Abstract

To estimate the determinants of stunting using rich data from a birth cohort study from urban South Africa and to examine the various mechanisms, both proximate and distal, through which maternal education affects stunting. Multivariate regression analysis using birth cohort data, where the outcome variable was stunting at age 2 years, and multiple mediator analysis to identify pathways from maternal education to stunting. South Africa's largest metropolitan area, Soweto-Johannesburg.

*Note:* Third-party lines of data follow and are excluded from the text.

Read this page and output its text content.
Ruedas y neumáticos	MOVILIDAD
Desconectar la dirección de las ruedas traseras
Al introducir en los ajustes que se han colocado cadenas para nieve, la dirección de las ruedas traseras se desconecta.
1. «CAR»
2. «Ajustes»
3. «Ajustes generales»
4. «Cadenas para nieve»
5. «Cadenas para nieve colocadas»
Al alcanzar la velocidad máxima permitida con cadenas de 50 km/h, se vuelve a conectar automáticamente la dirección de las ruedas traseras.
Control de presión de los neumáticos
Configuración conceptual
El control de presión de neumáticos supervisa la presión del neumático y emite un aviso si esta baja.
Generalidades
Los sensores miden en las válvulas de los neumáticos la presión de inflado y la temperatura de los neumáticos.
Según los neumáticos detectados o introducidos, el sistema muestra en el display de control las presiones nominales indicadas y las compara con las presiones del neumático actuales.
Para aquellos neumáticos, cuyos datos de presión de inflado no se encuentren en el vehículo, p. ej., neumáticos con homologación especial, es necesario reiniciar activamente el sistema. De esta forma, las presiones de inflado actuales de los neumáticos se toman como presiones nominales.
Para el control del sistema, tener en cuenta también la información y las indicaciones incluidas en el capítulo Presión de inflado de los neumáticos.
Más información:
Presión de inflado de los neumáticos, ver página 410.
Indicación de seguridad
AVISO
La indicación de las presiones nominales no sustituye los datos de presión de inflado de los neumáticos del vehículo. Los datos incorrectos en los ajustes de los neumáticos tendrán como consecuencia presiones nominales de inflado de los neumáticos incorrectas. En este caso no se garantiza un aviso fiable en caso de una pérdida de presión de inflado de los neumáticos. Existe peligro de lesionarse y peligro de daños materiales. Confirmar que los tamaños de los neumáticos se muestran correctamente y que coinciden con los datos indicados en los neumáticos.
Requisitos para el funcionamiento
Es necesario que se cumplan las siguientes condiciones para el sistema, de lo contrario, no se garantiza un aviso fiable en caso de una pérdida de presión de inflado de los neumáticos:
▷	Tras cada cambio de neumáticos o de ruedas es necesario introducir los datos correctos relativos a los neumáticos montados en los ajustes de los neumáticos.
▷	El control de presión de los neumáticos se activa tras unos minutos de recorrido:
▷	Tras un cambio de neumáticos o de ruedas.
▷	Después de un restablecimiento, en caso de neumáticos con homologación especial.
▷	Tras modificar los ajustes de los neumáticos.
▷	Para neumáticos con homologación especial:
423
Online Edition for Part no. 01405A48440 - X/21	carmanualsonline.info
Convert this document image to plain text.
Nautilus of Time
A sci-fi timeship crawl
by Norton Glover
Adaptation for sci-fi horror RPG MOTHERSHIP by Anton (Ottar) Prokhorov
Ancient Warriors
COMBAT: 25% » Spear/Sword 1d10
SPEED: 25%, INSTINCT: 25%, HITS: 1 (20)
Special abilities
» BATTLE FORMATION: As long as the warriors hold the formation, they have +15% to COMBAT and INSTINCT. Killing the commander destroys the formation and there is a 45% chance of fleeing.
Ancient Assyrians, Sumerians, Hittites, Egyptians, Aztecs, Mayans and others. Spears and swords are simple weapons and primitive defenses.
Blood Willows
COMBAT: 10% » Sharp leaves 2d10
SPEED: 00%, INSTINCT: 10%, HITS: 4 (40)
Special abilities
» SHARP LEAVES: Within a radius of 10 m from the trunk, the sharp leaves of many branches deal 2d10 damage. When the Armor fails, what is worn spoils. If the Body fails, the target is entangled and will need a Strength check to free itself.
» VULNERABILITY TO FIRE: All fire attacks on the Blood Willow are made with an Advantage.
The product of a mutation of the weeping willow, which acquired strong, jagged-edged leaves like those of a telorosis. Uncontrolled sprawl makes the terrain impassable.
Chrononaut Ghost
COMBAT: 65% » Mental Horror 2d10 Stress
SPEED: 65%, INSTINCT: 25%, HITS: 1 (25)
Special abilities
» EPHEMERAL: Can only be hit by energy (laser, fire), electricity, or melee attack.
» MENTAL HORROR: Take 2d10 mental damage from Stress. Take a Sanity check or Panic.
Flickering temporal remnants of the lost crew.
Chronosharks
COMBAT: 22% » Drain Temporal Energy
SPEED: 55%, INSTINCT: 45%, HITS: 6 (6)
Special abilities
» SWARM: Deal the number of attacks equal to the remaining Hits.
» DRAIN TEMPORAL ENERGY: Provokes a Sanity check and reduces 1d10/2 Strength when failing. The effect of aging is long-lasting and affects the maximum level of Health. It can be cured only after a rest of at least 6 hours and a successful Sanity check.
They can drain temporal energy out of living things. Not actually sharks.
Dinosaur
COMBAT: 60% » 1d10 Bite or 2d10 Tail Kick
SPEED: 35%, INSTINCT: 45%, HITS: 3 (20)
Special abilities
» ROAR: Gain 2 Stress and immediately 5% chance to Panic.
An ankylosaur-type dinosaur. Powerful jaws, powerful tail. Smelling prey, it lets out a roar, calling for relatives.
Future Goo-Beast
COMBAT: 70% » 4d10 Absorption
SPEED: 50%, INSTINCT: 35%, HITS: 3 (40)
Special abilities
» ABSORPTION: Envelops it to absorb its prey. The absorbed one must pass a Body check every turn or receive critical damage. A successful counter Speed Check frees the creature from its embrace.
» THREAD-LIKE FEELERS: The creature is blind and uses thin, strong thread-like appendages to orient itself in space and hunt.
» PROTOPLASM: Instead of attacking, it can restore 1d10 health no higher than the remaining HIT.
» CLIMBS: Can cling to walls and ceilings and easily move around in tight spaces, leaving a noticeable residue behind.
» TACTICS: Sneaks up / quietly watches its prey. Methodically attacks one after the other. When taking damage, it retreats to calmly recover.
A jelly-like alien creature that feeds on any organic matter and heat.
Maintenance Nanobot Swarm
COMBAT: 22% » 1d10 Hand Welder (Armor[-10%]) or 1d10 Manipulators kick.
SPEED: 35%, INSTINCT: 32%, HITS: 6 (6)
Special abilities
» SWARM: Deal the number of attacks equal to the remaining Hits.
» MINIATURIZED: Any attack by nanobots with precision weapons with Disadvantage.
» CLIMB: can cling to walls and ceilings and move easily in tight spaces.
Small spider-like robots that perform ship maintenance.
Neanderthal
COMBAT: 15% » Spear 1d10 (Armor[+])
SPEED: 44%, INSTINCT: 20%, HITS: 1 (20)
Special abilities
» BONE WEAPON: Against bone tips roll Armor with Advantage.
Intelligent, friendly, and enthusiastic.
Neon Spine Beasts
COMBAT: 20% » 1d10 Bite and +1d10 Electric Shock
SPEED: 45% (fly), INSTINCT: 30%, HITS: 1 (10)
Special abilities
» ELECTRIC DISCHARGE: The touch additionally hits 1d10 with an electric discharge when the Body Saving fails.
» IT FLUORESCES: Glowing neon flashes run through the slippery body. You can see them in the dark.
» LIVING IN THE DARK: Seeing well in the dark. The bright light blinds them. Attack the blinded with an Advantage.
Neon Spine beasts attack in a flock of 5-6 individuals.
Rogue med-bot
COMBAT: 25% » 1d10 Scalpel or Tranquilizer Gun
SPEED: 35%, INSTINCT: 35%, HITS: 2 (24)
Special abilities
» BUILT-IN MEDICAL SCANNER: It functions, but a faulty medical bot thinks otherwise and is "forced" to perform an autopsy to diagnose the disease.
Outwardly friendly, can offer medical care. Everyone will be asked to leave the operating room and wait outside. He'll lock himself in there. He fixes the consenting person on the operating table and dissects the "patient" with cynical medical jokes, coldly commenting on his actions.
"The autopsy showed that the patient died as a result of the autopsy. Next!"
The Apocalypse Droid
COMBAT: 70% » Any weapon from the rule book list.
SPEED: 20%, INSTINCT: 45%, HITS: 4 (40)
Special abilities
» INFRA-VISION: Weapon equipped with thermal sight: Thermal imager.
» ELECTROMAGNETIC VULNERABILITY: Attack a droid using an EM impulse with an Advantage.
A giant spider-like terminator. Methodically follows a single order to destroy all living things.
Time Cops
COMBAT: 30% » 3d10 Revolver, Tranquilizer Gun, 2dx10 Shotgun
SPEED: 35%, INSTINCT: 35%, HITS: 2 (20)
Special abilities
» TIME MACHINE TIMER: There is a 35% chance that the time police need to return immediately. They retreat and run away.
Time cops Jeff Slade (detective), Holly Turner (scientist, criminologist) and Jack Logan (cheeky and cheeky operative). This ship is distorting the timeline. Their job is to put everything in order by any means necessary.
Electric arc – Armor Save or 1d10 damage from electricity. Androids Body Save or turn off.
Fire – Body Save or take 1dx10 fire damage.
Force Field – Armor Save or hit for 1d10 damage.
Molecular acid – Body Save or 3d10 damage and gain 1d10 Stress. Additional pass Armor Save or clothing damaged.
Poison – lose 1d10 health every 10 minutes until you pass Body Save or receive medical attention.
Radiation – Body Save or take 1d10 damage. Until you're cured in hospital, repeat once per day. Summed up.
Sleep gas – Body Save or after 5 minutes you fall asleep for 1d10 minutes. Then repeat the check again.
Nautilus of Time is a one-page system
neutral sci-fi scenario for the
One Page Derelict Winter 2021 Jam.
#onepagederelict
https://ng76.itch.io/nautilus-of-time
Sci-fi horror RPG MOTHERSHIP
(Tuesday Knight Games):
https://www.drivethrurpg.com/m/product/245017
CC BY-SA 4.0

Participants of Birth to Twenty Plus, a longitudinal cohort study of children born in 1990 (n 691). In multivariate analysis, the birth weight Z-score (-0·084; P<0·001; 95 % CI -0·11, -0·06), the mother's openness towards modern health care, captured by a vaccination score (-0·05; P=0·04; 95 % CI -0·10, -0·00), and a better-quality care environment (-0·015; P=0·04; 95 % CI -0·03, -0·00) were found to be negatively associated with stunting. Having experienced symptoms of illness related to ears and eyes increased the risk of stunting (0·038; P=0·01; 95 % CI 0·01, 0·07). Results of the mediation analysis showed that maternal education had an indirect effect on stunting largely through socio-economic status and the antenatal environment (measured by the birth weight Z-score). Overall, many of the factors that were protective against stunting in the final analysis, whether they operated through maternal education or not, were related to the mother's contribution to the child's life. This reinforces the idea that to minimise stunting, enhanced antenatal and postnatal services to better support and empower mothers may be important.